In its Motion to Conduct Limited Discovery, Plaintiff asserts that CLINCY1 operates under a conflict of interest because it acts as both the administrator determining eligibility for benefits and the insurer responsible for paying the benefits out of its own pocket. Plaintiff seeks limited discovery to depose Erie Poliziani, CLINCY’s Disability Claim Manager, in order to obtain information regarding CLINCY’s decision-making process when it reviews a claim for benefits. Plaintiff seeks this discovery for the limited purpose of determining the role that CLINCY’s conflict of interest and bias played in its decision to discontinue her long-term disability benefits and deny her benefits claim. Plaintiff represents that her allegations of conflict and bias are based in part upon: CLINCY’s discontinuation of her benefits despite the fact that there had been no change in any of her treating physician’s medical opinions or diagnoses; the inconsistent rationales CLINCY offered for discontinuing her benefits; and the fact that CLINCY denied her appeal just one day after she submitted additional information for CLINCY to consider. Plaintiff submits that the foregoing circumstances and allegations support her request to conduct limited discovery.

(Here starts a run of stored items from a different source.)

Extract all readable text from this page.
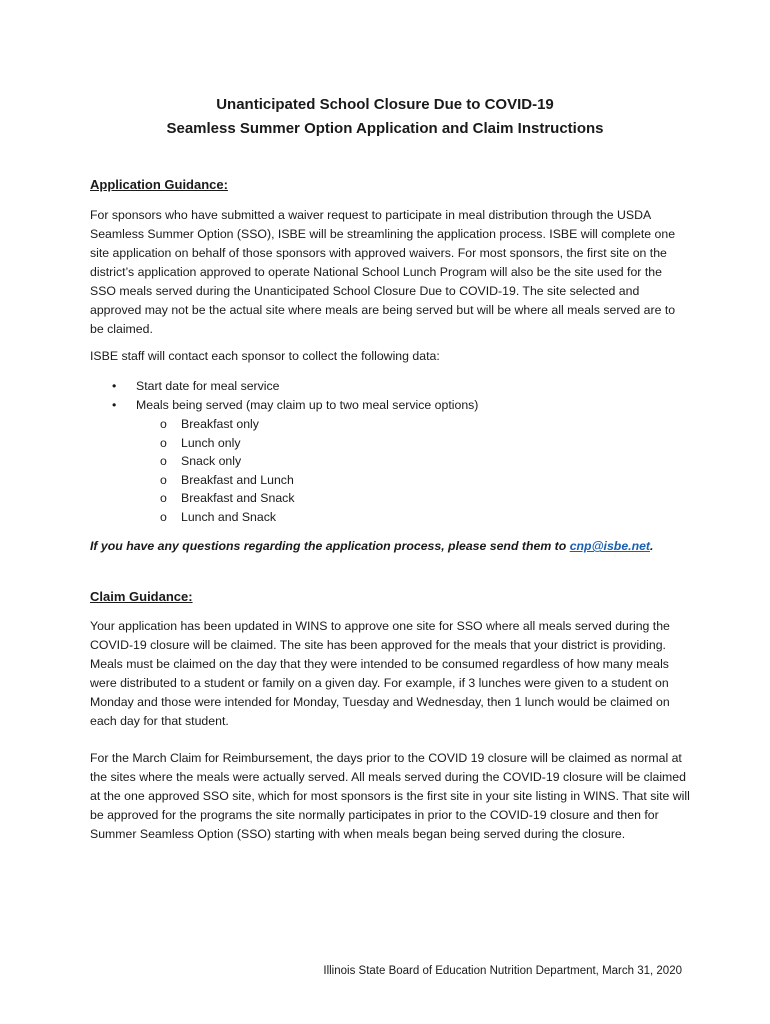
Unanticipated School Closure Due to COVID-19
Seamless Summer Option Application and Claim Instructions
Application Guidance:

For sponsors who have submitted a waiver request to participate in meal distribution through the USDA Seamless Summer Option (SSO), ISBE will be streamlining the application process. ISBE will complete one site application on behalf of those sponsors with approved waivers. For most sponsors, the first site on the district’s application approved to operate National School Lunch Program will also be the site used for the SSO meals served during the Unanticipated School Closure Due to COVID-19. The site selected and approved may not be the actual site where meals are being served but will be where all meals served are to be claimed.

ISBE staff will contact each sponsor to collect the following data:

• Start date for meal service
• Meals being served (may claim up to two meal service options)
o Breakfast only
o Lunch only
o Snack only
o Breakfast and Lunch
o Breakfast and Snack
o Lunch and Snack

If you have any questions regarding the application process, please send them to cnp@isbe.net.

Claim Guidance:

Your application has been updated in WINS to approve one site for SSO where all meals served during the COVID-19 closure will be claimed. The site has been approved for the meals that your district is providing. Meals must be claimed on the day that they were intended to be consumed regardless of how many meals were distributed to a student or family on a given day. For example, if 3 lunches were given to a student on Monday and those were intended for Monday, Tuesday and Wednesday, then 1 lunch would be claimed on each day for that student.

For the March Claim for Reimbursement, the days prior to the COVID 19 closure will be claimed as normal at the sites where the meals were actually served. All meals served during the COVID-19 closure will be claimed at the one approved SSO site, which for most sponsors is the first site in your site listing in WINS. That site will be approved for the programs the site normally participates in prior to the COVID-19 closure and then for Summer Seamless Option (SSO) starting with when meals began being served during the closure.

Illinois State Board of Education Nutrition Department, March 31, 2020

In their Response to Plaintiffs Motion, Defendants resist discovery, asserting that Plaintiff has failed to make the requisite [580]*580“initial good-canse showing for such discov-ery____” (Defs.’ Opp. 3, ECF No. 12. (citing Geer v. Hartford Life & Accident Ins. Co., No. 08-12837, 2009 WL 1620402 (E.D.Mich. June 9, 2009)).) In addition, Defendants assert that the discovery Plaintiff seeks is irrelevant and too broad. More specifically, Defendants contend that Plaintiff should not be permitted to depose Mr. Poliziani because a CLINCY Appeals Case Manager subsequently reviewed Plaintiffs complete file without deference to the prior reviews that Mr. Poliziani conducted.

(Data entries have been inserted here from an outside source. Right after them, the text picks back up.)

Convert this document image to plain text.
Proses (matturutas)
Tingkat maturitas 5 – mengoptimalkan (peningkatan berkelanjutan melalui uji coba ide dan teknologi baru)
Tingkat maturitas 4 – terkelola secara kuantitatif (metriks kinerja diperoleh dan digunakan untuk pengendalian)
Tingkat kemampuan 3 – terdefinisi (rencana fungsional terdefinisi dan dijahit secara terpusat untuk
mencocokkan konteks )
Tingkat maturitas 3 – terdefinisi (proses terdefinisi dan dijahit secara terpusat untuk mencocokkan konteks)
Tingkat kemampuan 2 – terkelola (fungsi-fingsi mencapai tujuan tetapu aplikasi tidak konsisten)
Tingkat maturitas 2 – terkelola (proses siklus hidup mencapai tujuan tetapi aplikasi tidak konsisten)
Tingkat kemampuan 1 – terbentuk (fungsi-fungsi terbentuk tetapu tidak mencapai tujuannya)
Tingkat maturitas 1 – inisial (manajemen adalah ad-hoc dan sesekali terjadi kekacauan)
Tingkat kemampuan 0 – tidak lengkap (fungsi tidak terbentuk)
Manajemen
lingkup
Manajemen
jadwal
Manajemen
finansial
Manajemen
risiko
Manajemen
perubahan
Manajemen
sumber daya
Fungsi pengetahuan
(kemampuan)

Responding to Defendant’s reliance on Geer, Plaintiff counters that she has made a good-cause initial showing that probative evidence of bias would likely be developed though discovery. In addition to the circumstances and allegations she asserted in her Motion to Conduct Limited Discovery, Plaintiff adds that she also bases her allegations of conflict and bias in part on a California market study on the claim practices of the Life Insurance Company of North America (“LINA”).2 Plaintiff attached a copy of the Public Report of the Targeted Market Conduct Examination of the Claims of the Life Insurance Company of North America NAIC #65498 CDI #1513-1 (“LINA Market Study”) as an exhibit to her Reply. Plaintiff references the study’s finding that of 224 claims files examined, the examiners identified 57 claim-handling violations. She notes that LINA acknowledged wrongdoing, paid a penalty, and re-evaluated thousands of previously denied claims as a result of this study. Finally, Plaintiff highlights the specific findings of wrongdoing, two of which Plaintiff maintains CLINCY engaged in here. Specifically, Plaintiff asserts that CLINCY used snippets of information from a physician who found her to be disabled to support its finding that she is not disabled without seeking clarification from that physician. Plaintiff also asserts that CLINCY denied her claims without performing any analysis of her transferable skills or of the labor market to identify alternate occupations she could perform. Instead, Plaintiff asserts that Defendant simply found that she was qualified for a “Light Work” occupation as that term is defined in the U.S. Department of Labor Description Occupational Titles 262.157-010, even though the record contains no substantive analysis concerning alternate positions Plaintiff could perform. Plaintiff points out that in Geer, the case upon which Defendants rely, the court found that limited discovery into the conflict of interest issue was appropriate based upon the results of a similar California market study. (See Pl.’s Reply 6 (citing Geer, 2009 WL 1620402 at *6).)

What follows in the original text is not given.